Chartjs 2 scaling lots of data points

Toby picture Toby · Feb 20, 2017 · Viewed 9.2k times · Source

I'm trying to render a line chart with 24 hours of data (collected every 30 seconds). I can't figure out from the docs how to get it to scale nicely.

The docs say:

When building its ticks, it will automatically calculate the most comfortable unit base on the size of the scale.

But I can't get my line chart to scale "comfortably". I'm not sure it's what they mean, but I get far too many data points to render nicely. So I guess I'm looking for a way to drop data points (using chartjs, not hand rolled).

enter image description here

I'm doing something like this with my options;

const options = {
  spanGaps: false,
  scales: {
    xAxes: [{
      type: 'time',
      time: {
        displayFormats: {
          quarter: 'HH:mm'
        }
      }
    }]
  }
};

Any pointers where to look?

Answer

aaronlhe picture aaronlhe · Apr 4, 2018

In the case that you are still interested in 'dropping data points', you can have a look at the github issue which is recently active again. See link

https://github.com/chartjs/chartjs-plugin-zoom/issues/75.

There you can find a plugin written earlier this year in js for filtering datasets to include only those which are visible; it can be customized with your own filtering rule. I personally filter the dataset on my backend prior to sending it to javascript though....

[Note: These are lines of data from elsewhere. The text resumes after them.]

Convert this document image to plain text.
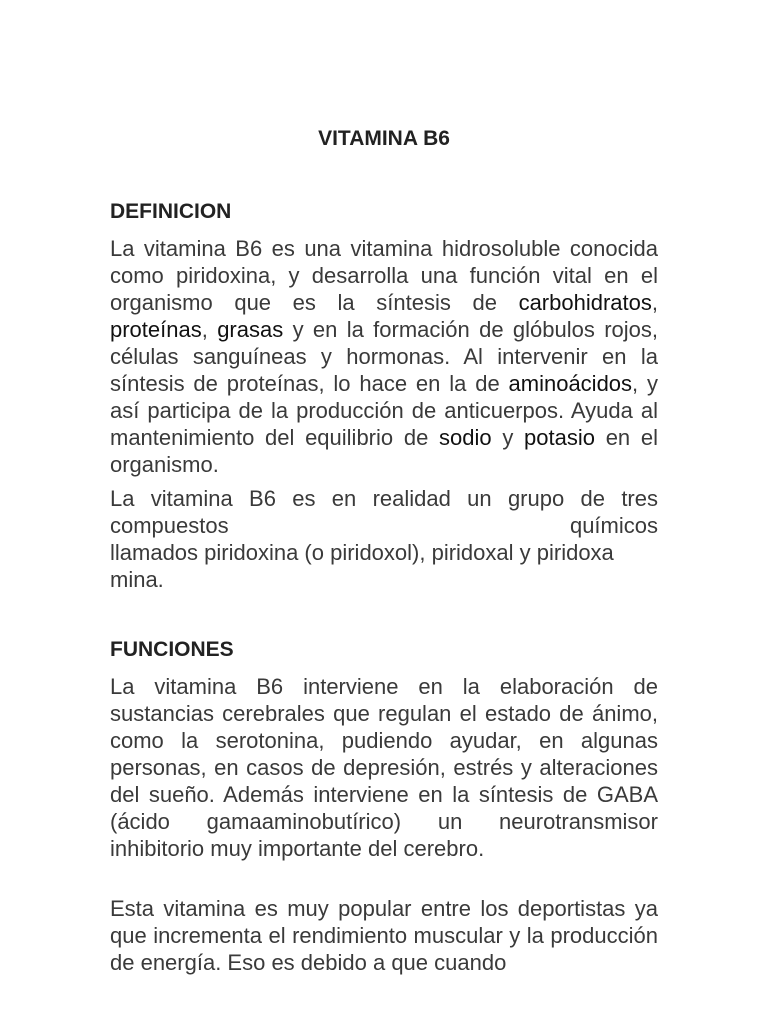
VITAMINA B6
DEFINICION
La vitamina B6 es una vitamina hidrosoluble conocida como piridoxina, y desarrolla una función vital en el organismo que es la síntesis de carbohidratos, proteínas, grasas y en la formación de glóbulos rojos, células sanguíneas y hormonas. Al intervenir en la síntesis de proteínas, lo hace en la de aminoácidos, y así participa de la producción de anticuerpos. Ayuda al mantenimiento del equilibrio de sodio y potasio en el organismo.
La vitamina B6 es en realidad un grupo de tres compuestos químicos
llamados piridoxina (o piridoxol), piridoxal y piridoxa
mina.
FUNCIONES
La vitamina B6 interviene en la elaboración de sustancias cerebrales que regulan el estado de ánimo, como la serotonina, pudiendo ayudar, en algunas personas, en casos de depresión, estrés y alteraciones del sueño. Además interviene en la síntesis de GABA (ácido gamaaminobutírico) un neurotransmisor inhibitorio muy importante del cerebro.
Esta vitamina es muy popular entre los deportistas ya que incrementa el rendimiento muscular y la producción de energía. Eso es debido a que cuando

Else, if you want to render even more time series data in a 'scalable' way, why not use the Chartjs time series/financial line plot ? You can check it out at the official documentation here ...

http://www.chartjs.org/samples/latest/scales/time/financial.html ... Which is a variant of the line chart ; check out the source code. Caveat is, use it as is (the source example) if you don't mind not having interactive tooltips.

Nonetheless in addition to xnakos's comment , a final thought (a bit of extra that crossed my mind..) on performance renders for even larger data sets, you may experiment with the combination of setting smaller pointRadius (non zero), and not rendering the lines instead. I have found this trick useful as well for allot of points on screen. In your datasets, just set showLine = 'false' and see how to make it work for you.